I looked at pictures of that day, my body dangling over a shiny black bench, my (almost!) friend dangling beside me.  Our eyes closed, our faces upside down and covered in rain, our clothes soaked.  I was thinking I was so alive, and even beautiful, something I rarely decided back then.

I was invited to a Graduation Party at my then crushes home.  I sat in the bedroom of a different friend’s house before I left.  A friend who carried me through my lonely years of high school. Eugia looked at me skeptically as I tried on a different outfit.  I recall saying to her, “This is it. If things don’t work out tonight, I’ll be a spinster.” Jane Austen was a frequent cliché of mine.

“You are beautiful,” Eugia assured me, “you’re being stupid.  You have nothing to worry about.”
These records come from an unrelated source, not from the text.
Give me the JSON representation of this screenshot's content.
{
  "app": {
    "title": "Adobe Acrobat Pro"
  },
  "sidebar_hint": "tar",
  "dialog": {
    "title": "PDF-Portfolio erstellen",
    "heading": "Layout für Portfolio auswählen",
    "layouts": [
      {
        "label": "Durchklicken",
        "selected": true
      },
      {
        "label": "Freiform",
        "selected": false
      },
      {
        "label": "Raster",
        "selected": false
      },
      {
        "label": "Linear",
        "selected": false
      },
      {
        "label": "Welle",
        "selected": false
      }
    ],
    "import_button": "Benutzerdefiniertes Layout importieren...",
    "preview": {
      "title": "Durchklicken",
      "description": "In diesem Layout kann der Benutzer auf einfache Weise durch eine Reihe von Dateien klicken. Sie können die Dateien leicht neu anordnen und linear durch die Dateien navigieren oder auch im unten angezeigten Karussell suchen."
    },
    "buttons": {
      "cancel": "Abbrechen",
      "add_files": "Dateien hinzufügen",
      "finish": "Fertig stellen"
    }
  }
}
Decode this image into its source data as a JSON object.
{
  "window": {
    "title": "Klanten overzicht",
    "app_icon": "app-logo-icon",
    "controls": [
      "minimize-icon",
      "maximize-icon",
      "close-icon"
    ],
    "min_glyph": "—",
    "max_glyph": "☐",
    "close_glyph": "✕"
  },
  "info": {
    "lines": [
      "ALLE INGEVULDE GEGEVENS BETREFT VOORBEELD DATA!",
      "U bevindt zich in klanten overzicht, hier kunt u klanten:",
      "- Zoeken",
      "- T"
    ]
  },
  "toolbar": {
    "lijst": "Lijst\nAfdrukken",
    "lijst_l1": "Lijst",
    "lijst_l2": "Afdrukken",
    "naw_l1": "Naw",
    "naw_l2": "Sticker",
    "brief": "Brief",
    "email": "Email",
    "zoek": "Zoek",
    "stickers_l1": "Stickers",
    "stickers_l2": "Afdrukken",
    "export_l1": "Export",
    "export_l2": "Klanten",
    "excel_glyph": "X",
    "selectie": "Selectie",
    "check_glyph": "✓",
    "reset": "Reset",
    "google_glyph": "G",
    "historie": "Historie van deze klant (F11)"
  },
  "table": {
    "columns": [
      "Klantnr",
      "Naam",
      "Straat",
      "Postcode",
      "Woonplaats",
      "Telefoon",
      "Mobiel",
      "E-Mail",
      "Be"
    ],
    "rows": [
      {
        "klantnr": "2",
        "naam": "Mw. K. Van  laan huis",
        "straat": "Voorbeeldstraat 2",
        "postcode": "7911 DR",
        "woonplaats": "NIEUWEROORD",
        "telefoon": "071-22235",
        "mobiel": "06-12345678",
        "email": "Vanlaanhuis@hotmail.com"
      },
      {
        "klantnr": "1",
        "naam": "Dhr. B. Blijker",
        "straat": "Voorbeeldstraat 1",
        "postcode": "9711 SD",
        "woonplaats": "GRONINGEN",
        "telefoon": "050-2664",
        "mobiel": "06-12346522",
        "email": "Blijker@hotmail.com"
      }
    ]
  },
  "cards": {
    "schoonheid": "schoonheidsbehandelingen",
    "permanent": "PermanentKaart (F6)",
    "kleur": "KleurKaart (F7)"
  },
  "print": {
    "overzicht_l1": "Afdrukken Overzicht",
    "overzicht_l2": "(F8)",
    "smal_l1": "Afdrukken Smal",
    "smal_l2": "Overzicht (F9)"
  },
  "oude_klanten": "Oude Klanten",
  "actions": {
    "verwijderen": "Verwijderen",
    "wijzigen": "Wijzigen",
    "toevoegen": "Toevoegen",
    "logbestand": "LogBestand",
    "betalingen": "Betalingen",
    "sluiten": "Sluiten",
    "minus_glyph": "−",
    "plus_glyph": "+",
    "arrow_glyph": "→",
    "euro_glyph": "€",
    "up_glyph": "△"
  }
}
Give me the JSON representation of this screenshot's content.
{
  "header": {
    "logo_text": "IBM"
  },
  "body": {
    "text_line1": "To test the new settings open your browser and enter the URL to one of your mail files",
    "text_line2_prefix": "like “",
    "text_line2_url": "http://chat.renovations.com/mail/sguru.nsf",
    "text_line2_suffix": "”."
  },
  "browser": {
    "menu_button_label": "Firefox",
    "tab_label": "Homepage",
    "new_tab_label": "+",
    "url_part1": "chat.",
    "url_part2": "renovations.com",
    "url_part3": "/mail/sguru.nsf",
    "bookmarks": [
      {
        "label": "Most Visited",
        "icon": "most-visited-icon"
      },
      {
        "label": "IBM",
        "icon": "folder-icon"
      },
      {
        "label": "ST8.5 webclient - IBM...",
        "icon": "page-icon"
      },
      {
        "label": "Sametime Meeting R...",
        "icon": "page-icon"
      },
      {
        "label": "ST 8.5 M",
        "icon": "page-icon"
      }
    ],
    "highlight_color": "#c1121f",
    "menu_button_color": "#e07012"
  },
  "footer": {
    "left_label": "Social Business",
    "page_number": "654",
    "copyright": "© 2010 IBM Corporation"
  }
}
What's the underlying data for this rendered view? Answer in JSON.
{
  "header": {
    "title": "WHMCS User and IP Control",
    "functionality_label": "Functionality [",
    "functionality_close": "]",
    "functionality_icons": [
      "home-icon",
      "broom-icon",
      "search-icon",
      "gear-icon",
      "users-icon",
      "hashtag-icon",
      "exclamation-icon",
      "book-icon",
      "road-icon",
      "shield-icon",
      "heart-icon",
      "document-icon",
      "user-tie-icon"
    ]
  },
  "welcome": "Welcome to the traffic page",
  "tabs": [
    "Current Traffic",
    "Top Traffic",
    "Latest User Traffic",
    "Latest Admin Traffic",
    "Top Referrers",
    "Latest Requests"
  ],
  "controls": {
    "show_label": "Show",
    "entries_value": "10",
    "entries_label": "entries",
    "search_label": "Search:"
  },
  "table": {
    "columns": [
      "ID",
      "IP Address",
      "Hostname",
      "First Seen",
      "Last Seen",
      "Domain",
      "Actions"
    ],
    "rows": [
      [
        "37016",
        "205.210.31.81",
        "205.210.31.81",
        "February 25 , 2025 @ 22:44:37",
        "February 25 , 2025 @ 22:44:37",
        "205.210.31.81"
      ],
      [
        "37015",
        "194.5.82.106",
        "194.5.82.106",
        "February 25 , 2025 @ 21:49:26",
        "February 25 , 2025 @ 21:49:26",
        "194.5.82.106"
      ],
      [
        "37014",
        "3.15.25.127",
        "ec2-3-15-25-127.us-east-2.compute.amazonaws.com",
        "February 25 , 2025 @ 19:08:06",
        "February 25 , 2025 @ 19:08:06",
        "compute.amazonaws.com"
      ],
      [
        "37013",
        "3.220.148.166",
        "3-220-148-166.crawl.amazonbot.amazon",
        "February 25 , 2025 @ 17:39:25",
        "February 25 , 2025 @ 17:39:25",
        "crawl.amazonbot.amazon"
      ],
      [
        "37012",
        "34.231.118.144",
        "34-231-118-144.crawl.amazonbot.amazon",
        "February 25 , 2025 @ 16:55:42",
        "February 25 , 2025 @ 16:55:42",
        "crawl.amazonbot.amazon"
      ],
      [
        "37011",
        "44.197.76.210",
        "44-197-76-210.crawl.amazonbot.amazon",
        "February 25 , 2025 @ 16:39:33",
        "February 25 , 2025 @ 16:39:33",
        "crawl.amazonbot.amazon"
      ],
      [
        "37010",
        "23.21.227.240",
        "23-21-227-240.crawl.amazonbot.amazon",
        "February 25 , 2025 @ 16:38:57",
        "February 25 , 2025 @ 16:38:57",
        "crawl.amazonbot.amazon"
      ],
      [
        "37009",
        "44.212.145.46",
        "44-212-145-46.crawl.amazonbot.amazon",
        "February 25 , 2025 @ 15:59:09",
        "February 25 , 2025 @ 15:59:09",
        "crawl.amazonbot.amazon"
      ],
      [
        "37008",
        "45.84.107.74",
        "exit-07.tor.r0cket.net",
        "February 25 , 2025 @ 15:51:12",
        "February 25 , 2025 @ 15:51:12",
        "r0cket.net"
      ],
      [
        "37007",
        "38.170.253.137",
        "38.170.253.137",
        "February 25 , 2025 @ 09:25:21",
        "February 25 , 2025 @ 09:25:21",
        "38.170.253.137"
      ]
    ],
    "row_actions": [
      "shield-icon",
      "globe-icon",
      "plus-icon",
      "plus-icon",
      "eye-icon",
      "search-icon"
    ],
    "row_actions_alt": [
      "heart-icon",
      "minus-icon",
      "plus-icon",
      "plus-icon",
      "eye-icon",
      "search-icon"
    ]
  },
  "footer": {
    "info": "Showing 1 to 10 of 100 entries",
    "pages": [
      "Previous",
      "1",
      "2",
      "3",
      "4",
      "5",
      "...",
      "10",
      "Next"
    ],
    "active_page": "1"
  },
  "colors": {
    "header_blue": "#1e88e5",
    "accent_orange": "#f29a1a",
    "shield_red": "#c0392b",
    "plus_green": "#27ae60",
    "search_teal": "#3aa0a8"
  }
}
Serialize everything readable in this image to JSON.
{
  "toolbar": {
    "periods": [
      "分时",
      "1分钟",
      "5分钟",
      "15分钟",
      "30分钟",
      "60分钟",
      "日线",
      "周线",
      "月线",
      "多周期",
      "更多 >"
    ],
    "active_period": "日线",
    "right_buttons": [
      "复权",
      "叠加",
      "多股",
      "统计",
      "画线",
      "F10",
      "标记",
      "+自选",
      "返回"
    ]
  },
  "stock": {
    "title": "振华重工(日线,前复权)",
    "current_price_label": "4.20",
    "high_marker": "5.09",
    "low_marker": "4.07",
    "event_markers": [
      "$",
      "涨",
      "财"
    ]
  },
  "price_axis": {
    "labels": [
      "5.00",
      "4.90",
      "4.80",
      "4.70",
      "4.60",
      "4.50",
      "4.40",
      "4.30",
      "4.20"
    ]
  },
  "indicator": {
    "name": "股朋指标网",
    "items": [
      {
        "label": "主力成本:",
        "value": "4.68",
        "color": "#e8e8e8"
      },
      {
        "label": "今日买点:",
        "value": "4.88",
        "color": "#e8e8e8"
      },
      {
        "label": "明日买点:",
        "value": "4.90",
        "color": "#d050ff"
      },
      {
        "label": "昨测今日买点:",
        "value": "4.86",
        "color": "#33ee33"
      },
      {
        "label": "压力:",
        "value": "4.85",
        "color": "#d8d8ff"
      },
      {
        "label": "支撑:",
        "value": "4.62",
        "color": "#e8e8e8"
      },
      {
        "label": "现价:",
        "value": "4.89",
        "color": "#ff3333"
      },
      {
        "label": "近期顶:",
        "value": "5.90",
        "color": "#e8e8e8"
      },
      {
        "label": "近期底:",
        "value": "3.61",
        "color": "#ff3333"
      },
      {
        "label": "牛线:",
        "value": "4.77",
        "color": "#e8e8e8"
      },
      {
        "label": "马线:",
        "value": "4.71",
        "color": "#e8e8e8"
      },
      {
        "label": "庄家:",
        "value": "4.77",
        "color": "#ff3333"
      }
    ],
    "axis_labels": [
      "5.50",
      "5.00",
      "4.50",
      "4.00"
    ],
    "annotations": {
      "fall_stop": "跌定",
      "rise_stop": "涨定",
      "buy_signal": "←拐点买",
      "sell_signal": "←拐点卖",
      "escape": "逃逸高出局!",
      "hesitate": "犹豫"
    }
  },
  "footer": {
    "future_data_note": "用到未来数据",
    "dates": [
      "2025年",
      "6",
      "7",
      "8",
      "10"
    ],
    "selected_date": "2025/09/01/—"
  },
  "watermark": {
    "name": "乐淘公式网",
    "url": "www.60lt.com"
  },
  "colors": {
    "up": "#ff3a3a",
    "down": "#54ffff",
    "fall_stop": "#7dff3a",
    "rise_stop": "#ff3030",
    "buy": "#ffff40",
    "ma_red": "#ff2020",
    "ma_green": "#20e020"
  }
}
I think back on that night and wonder, did I invite her to the party? Was she being reclusive, or was I a shitty friend?

I asked her to drive me, my nerves had me in a choke hold.  Her car was an old buick, forest green, and musky smelling on the inside.  I made her pull over just before we reached his house.  We sat in front of an elementary school.  “This cant be real. I don’t go to parties.”

“Chrissy, get over it.  Just go.”

I don’t remember much of my entrance.  I don’t think I even knocked at the door, I walked in by myself (so began my long streak of never knocking at any party in my early twenties).  I remember wearing denim shorts, white sneakers, and an olive green Lacoste shirt with good ol’ 3/4 sleeves.  I felt pretty, I felt like this was going to be the first summer I didn’t spend nights alone watching The N.

I spent the entire next day with him, and began my first history of romance.

I look back at it now with a bit of sadness, but mostly warmth.  I have so much affection for that eighteen year old, I want to keep her with me always.  I want her to always remind me to be humble, and instead of looking back – to look right in front of me.  Or you know, up at those crazy Florida clouds.